Pendant que vous avez la lumière, croyez en la lumière, afin que vous soyez des enfants de lumière. Jésus dit ces choses, puis il s’en alla, et se cacha loin d’eux. Jn. 12, 36. Si nous croyons en la lumière, quand elle brille dans notre cœur, même si elle dévoile beaucoup de choses qui doivent être jugées en nous, nous devenons alors des enfants de lumière. Représente-toi : enfants de lumière, quels enfants magnifiques ! Mais si nous ne croyons pas, Jésus se cachera bientôt loin de nous et nous, nous serons à nouveau dans les ténèbres.
Les rayons de lumière de Dieu doivent chasser mes ténèbres, et l’Esprit de Dieu doit vivifier mon esprit humain, car il est dit du second Adam qu’il est devenu un Esprit vivifiant. C’est ainsi que la nature divine doit nous être transmise. La nature pécheresse est anéantie et la nouvelle nature fait son apparition.
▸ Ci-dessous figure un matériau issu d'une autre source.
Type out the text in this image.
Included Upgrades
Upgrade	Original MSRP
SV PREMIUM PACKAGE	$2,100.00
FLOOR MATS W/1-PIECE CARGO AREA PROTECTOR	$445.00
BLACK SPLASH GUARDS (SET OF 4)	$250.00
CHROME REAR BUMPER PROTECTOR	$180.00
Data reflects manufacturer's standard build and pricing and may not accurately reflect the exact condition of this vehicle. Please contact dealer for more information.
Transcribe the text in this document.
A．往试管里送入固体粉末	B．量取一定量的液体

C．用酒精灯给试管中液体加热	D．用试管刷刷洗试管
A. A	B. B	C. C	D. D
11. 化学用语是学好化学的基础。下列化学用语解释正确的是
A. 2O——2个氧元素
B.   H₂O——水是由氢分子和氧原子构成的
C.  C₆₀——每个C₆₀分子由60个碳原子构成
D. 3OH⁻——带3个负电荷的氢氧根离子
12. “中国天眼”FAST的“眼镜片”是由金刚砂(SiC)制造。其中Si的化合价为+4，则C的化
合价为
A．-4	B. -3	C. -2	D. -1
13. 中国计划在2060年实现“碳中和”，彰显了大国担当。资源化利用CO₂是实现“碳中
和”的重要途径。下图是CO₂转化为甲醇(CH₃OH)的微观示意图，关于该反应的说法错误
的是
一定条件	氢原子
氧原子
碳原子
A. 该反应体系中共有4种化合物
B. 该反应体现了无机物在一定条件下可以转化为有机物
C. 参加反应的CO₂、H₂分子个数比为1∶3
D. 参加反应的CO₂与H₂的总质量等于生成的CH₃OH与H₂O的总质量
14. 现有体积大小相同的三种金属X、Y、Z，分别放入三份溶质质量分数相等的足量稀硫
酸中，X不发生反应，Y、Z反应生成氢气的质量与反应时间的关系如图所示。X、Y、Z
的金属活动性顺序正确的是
Nous pouvons dire que le baptême de l’Esprit est un baptême de grâce, mais la grâce ne dure pas éternellement, car Christ n’est pas ressuscité pour notre grâce, mais pour notre justification. Là où la mort fait son entrée, la grâce cesse, et l’exigence de la justice est accomplie, car c’est par le sang que Dieu peut nous ressusciter d’entre les morts. La grâce est la force qui nous porte jusqu’à la mort, mais à l’instant où nous mourons, nous devons crier comme Jésus : Mon Dieu, mon Dieu, pourquoi m’as-tu abandonné ! Dieu nous abandonne alors en tant qu’accompagnateur de la grâce et il nous livre à la mort pour que la grâce soit remplacée par la justice et la puissance de la résurrection.
Il y a un baptême qui a le baptême de l’Esprit comme force porteuse. Ce baptême est mentionné dans Mc. 10, 37 et 38. Deux des disciples avaient envie d’être assis l’un à la droite, l’autre à la gauche de Jésus quand il serait dans sa gloire. Mais Jésus leur dit : Vous ne savez ce que vous demandez. Pouvez-vous boire la coupe que je dois boire, ou être baptisés du baptême dont je dois être baptisé ? Si quelqu’un a reçu le baptême de l’Esprit et qu’il ne permet pas à celui-ci de l’introduire dans le baptême des souffrances et de la mort, il perdra sa part de la gloire – bien qu’il ait été baptisé du baptême de l’Esprit.